Real-time AI video generation has been a long-standing goal in the creative technology space. In December 2023, StreamDiffusion - co-created by Akio Kodaira, Chenfeng Xu, Toshiki Hazama, Takanori Yoshimoto, Kohei Ohno, Shogo Mitsuhori, Soichi Sugano, Hanying Cho, Zhijian Liu, Masayoshi Tomizuka, and Kurt Keutzer - emerged as the first widely adopted framework to actually make it possible.What started as a research paper has, in less than two years, gone from theory to show-ready production tool powering live concerts, immersive installations, and interactive design pipelines. It’s especially popular in the TouchDesigner community, where the StreamDiffusionTD plugin by dotsimulate enables artists to leverage a local GPU to use StreamDiffusion within any TouchDesigner project,Built for speed and responsiveness, StreamDiffusion enables real time interactivity with creative AI, enabling a new content format that’s fun, immersive, and engaging.
By combining stream batching, residual classifier-free guidance (RCFG), stochastic similarity filtering (SSF), asynchronous I/O, and GPU acceleration hooks like TensorRT and xFormers, it achieves ~91 FPS img2img on an RTX 4090, with community demos pushing 100+ FPS for 1-step SD-Turbo generation.
StreamDiffusion is a pipeline-level optimization for diffusion models, that dramatically accelerates existing diffusion models so they can run interactively.Its architecture is designed to remove bottlenecks in traditional diffusion pipelines:
Stream batching: Reorders the denoising process so multiple frames or steps can be processed in parallel.
Residual Classifier-Free Guidance (RCFG): Computes guidance information once and reuses it, cutting redundant calculations.
Stochastic Similarity Filtering (SSF): Skips rendering entirely when frames are similar enough to the previous output, saving GPU cycles.
Async I/O and KV caching: Smooths data flow and reuses pre-computed values for faster iteration.
GPU acceleration hooks: Integrates TensorRT, xFormers, and tiny autoencoders to squeeze more performance from hardware.

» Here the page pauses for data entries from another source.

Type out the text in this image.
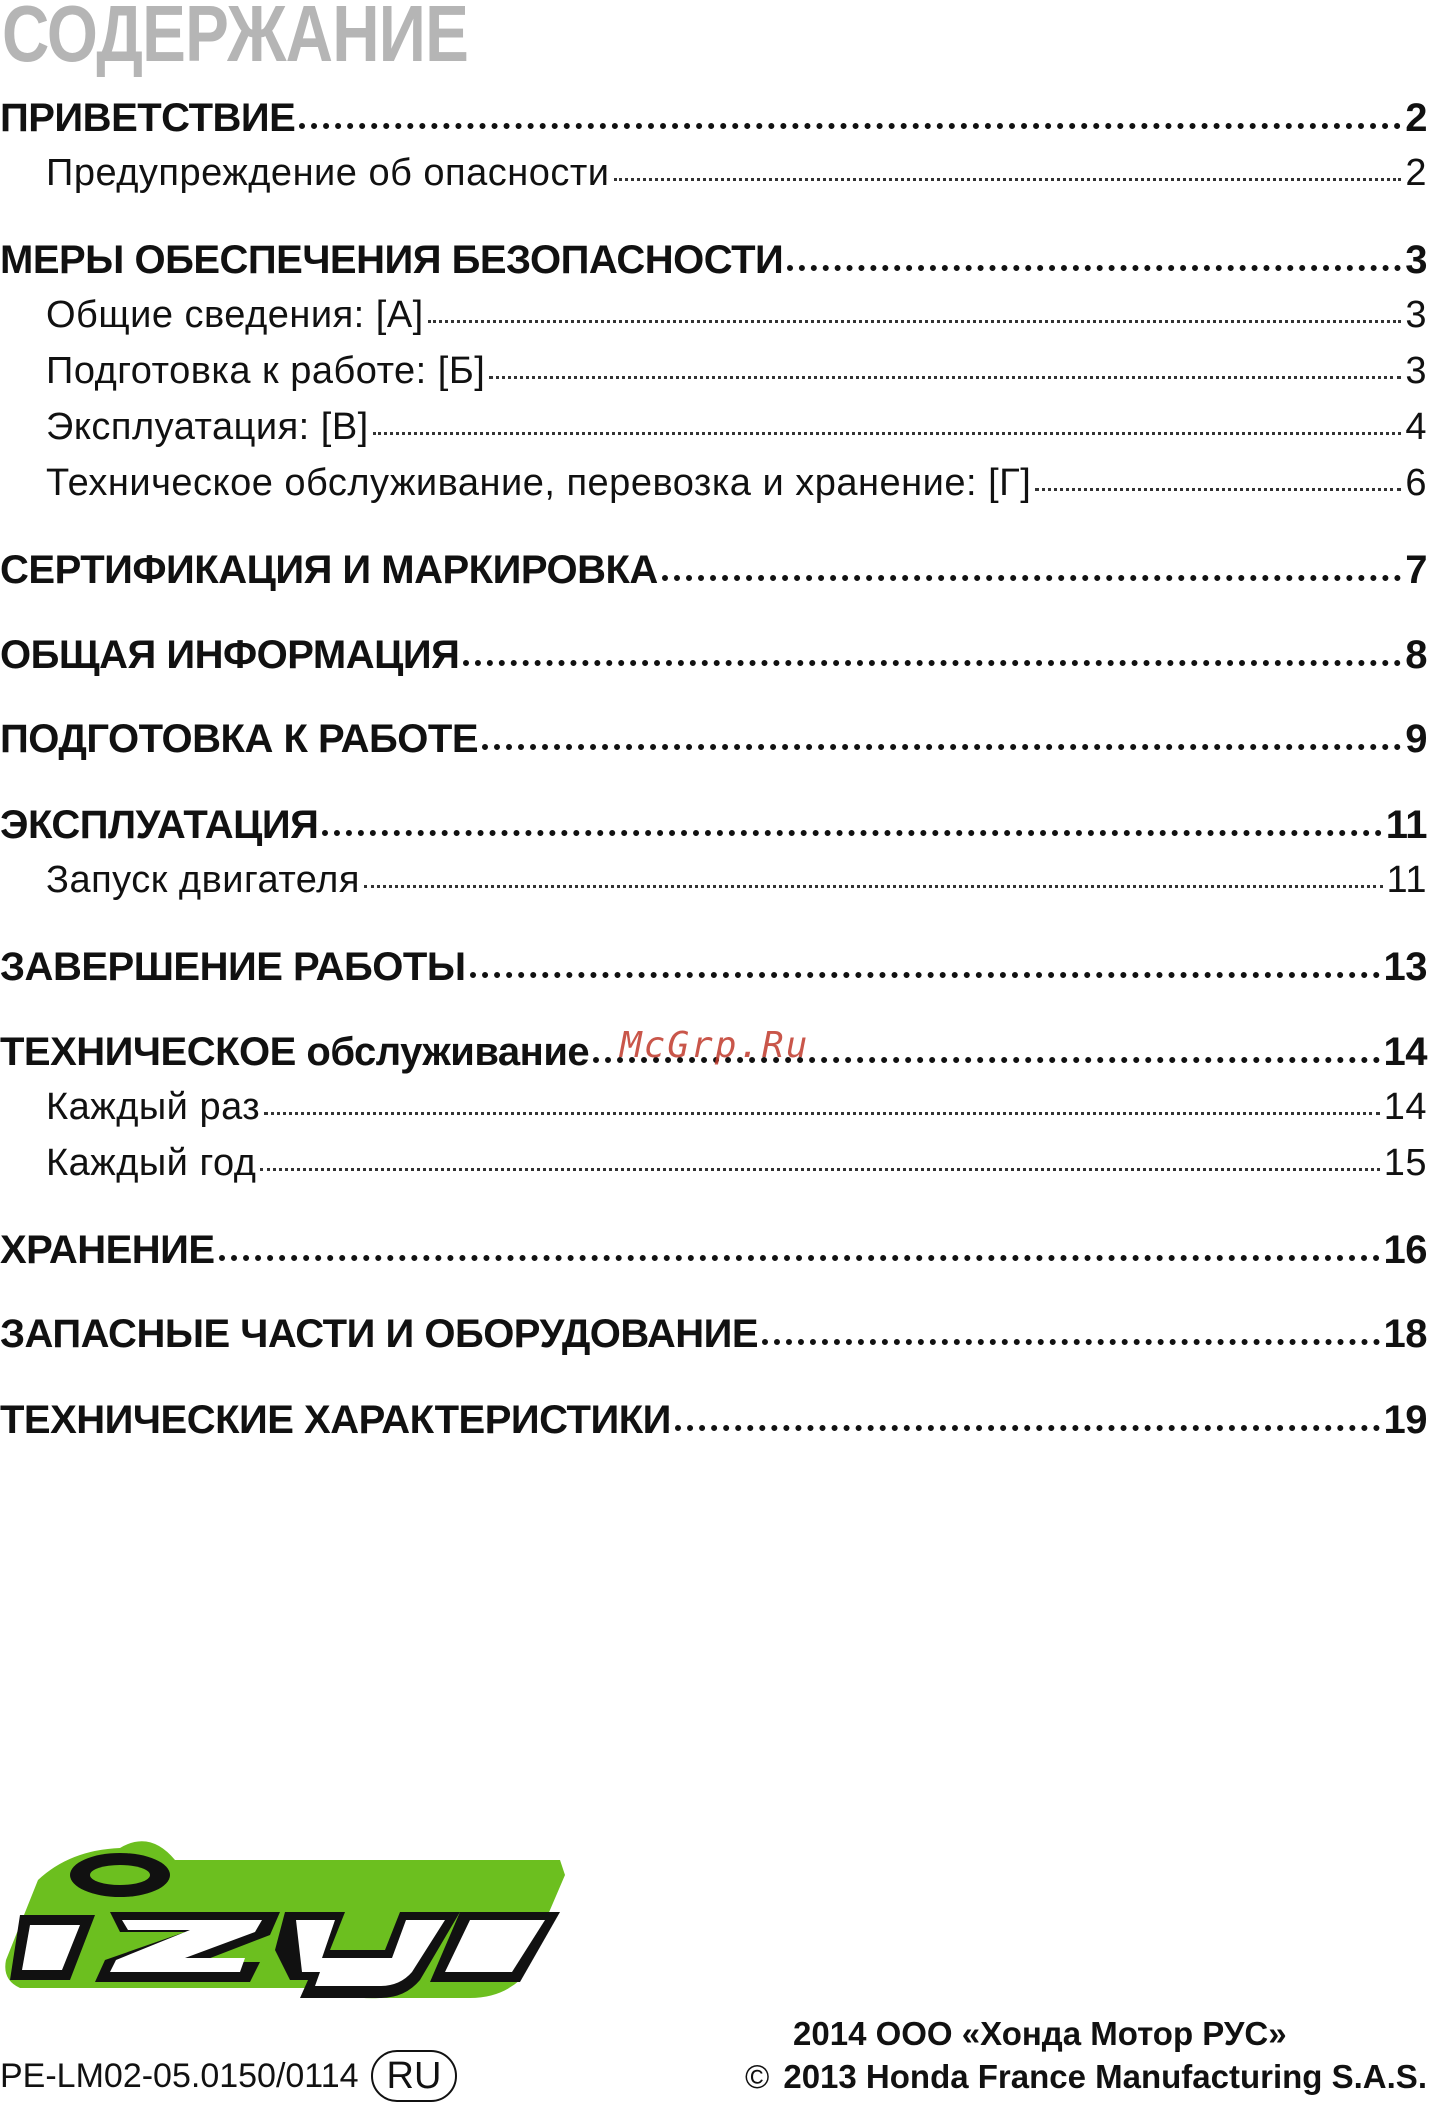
СОДЕРЖАНИЕ
ПРИВЕТСТВИЕ	2
Предупреждение об опасности	2
МЕРЫ ОБЕСПЕЧЕНИЯ БЕЗОПАСНОСТИ	3
Общие сведения: [А]	3
Подготовка к работе: [Б]	3
Эксплуатация: [В]	4
Техническое обслуживание, перевозка и хранение: [Г]	6
СЕРТИФИКАЦИЯ И МАРКИРОВКА	7
ОБЩАЯ ИНФОРМАЦИЯ	8
ПОДГОТОВКА К РАБОТЕ	9
ЭКСПЛУАТАЦИЯ	11
Запуск двигателя	11
ЗАВЕРШЕНИЕ РАБОТЫ	13
ТЕХНИЧЕСКОЕ обслуживание	14
Каждый раз	14
Каждый год	15
ХРАНЕНИЕ	16
ЗАПАСНЫЕ ЧАСТИ И ОБОРУДОВАНИЕ	18
ТЕХНИЧЕСКИЕ ХАРАКТЕРИСТИКИ	19
McGrp.Ru
PE-LM02-05.0150/0114 RU
2014 ООО «Хонда Мотор РУС»
© 2013 Honda France Manufacturing S.A.S.
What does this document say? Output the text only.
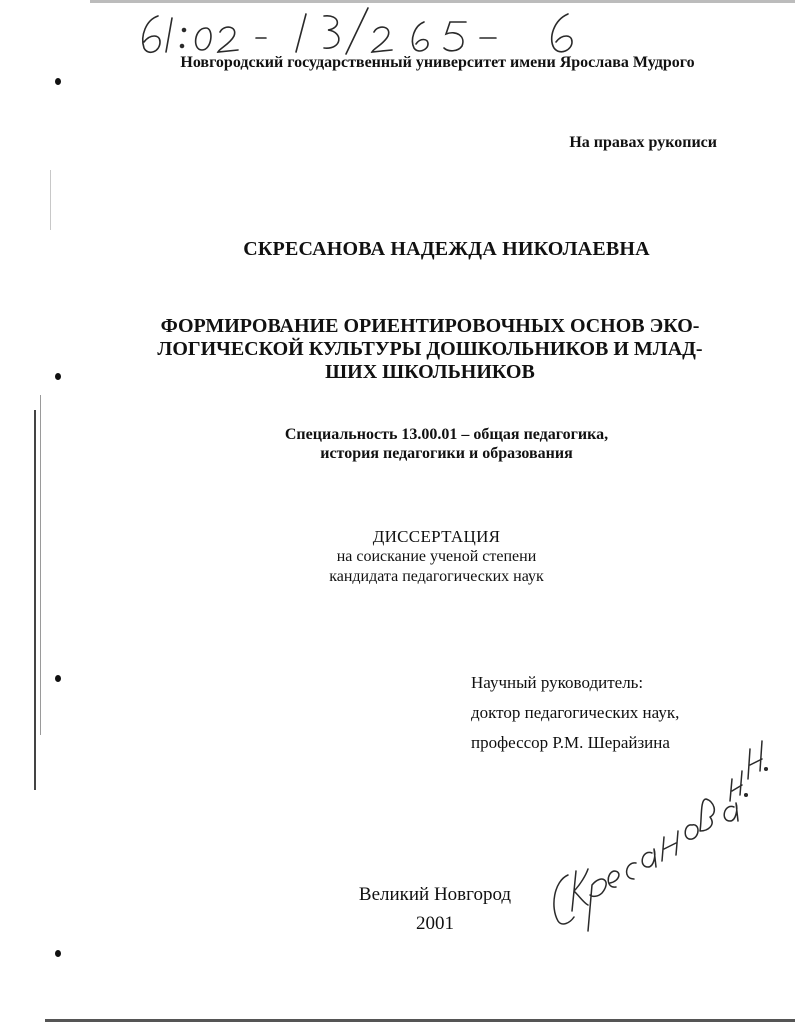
Новгородский государственный университет имени Ярослава Мудрого
На правах рукописи
СКРЕСАНОВА НАДЕЖДА НИКОЛАЕВНА
ФОРМИРОВАНИЕ ОРИЕНТИРОВОЧНЫХ ОСНОВ ЭКО-
ЛОГИЧЕСКОЙ КУЛЬТУРЫ ДОШКОЛЬНИКОВ И МЛАД-
ШИХ ШКОЛЬНИКОВ
Специальность 13.00.01 – общая педагогика,
история педагогики и образования
ДИССЕРТАЦИЯ
на соискание ученой степени
кандидата педагогических наук
Научный руководитель:
доктор педагогических наук,
профессор Р.М. Шерайзина
Великий Новгород
2001
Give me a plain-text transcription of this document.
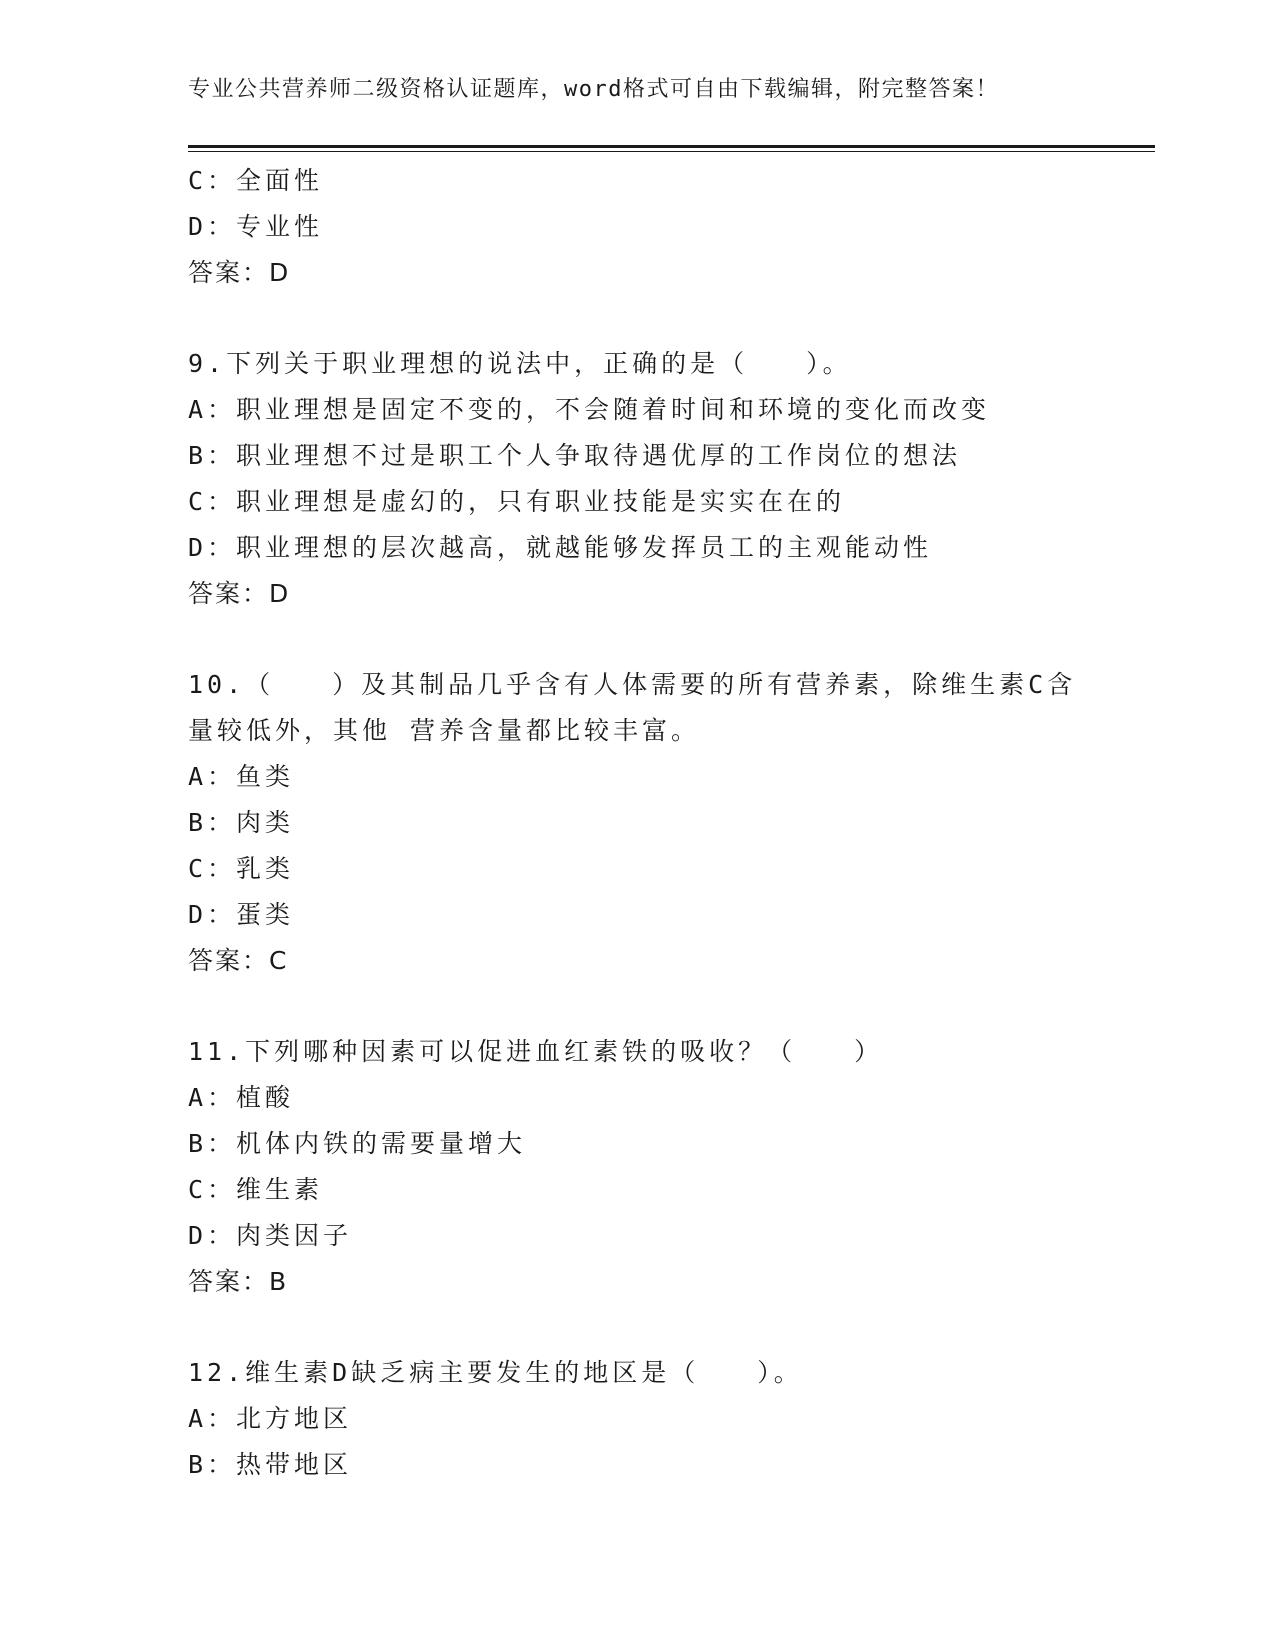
专业公共营养师二级资格认证题库，word格式可自由下载编辑，附完整答案！
C：全面性
D：专业性
答案：D
9.下列关于职业理想的说法中，正确的是（　　）。
A：职业理想是固定不变的，不会随着时间和环境的变化而改变
B：职业理想不过是职工个人争取待遇优厚的工作岗位的想法
C：职业理想是虚幻的，只有职业技能是实实在在的
D：职业理想的层次越高，就越能够发挥员工的主观能动性
答案：D
10.（　　）及其制品几乎含有人体需要的所有营养素，除维生素C含
量较低外，其他 营养含量都比较丰富。
A：鱼类
B：肉类
C：乳类
D：蛋类
答案：C
11.下列哪种因素可以促进血红素铁的吸收？（　　）
A：植酸
B：机体内铁的需要量增大
C：维生素
D：肉类因子
答案：B
12.维生素D缺乏病主要发生的地区是（　　）。
A：北方地区
B：热带地区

The result: an order-of-magnitude performance boost compared to standard Stable Diffusion pipelines, plus up to ~2.4× better energy efficiency in some configurations.StreamDiffusion can be used in combination with a wide range of AI models, to further improve output video quality and enhance artistic control.
Canny ControlNet: Add hard edge definition
HED ControlNet: Add soft edge definition
Depth ControlNet: Add structural definition through depth map
Color ControlNet: Add color control definition
TensorRT Acceleration: Optimizations to accelerate inference
LoRAs: Apply specific artistic styles through additional model training
IPAdapters: Apply specific artistic styles through a single image
StreamV2V: Improve temporal consistency by leveraging a feature bank - using information from previous frames to inform the generation of the current frame.
StreamDiffusion is not tied to a single model. It supports:
SD-Turbo for ultra-low latency
SDXL-Turbo for higher fidelity
SD 1.5 and community checkpoints
Future video-first models
It also works with ControlNets, LoRAs, and pre/post-processing operators for advanced control, including depth maps, masking for in-painting, and multi-ControlNet blending.
Creative industries are moving from offline rendering toward low-latency, interactive AI pipelines. StreamDiffusion makes this shift practical, but running it locally requires:
Windows + RTX-class GPU (4090 recommended)
Driver/CUDA installation and configuration
Session stability for long-running live performances
These requirements make hosted services and API integrations an attractive alternative, offering pre-warmed models, predictable latency, and reduced setup time.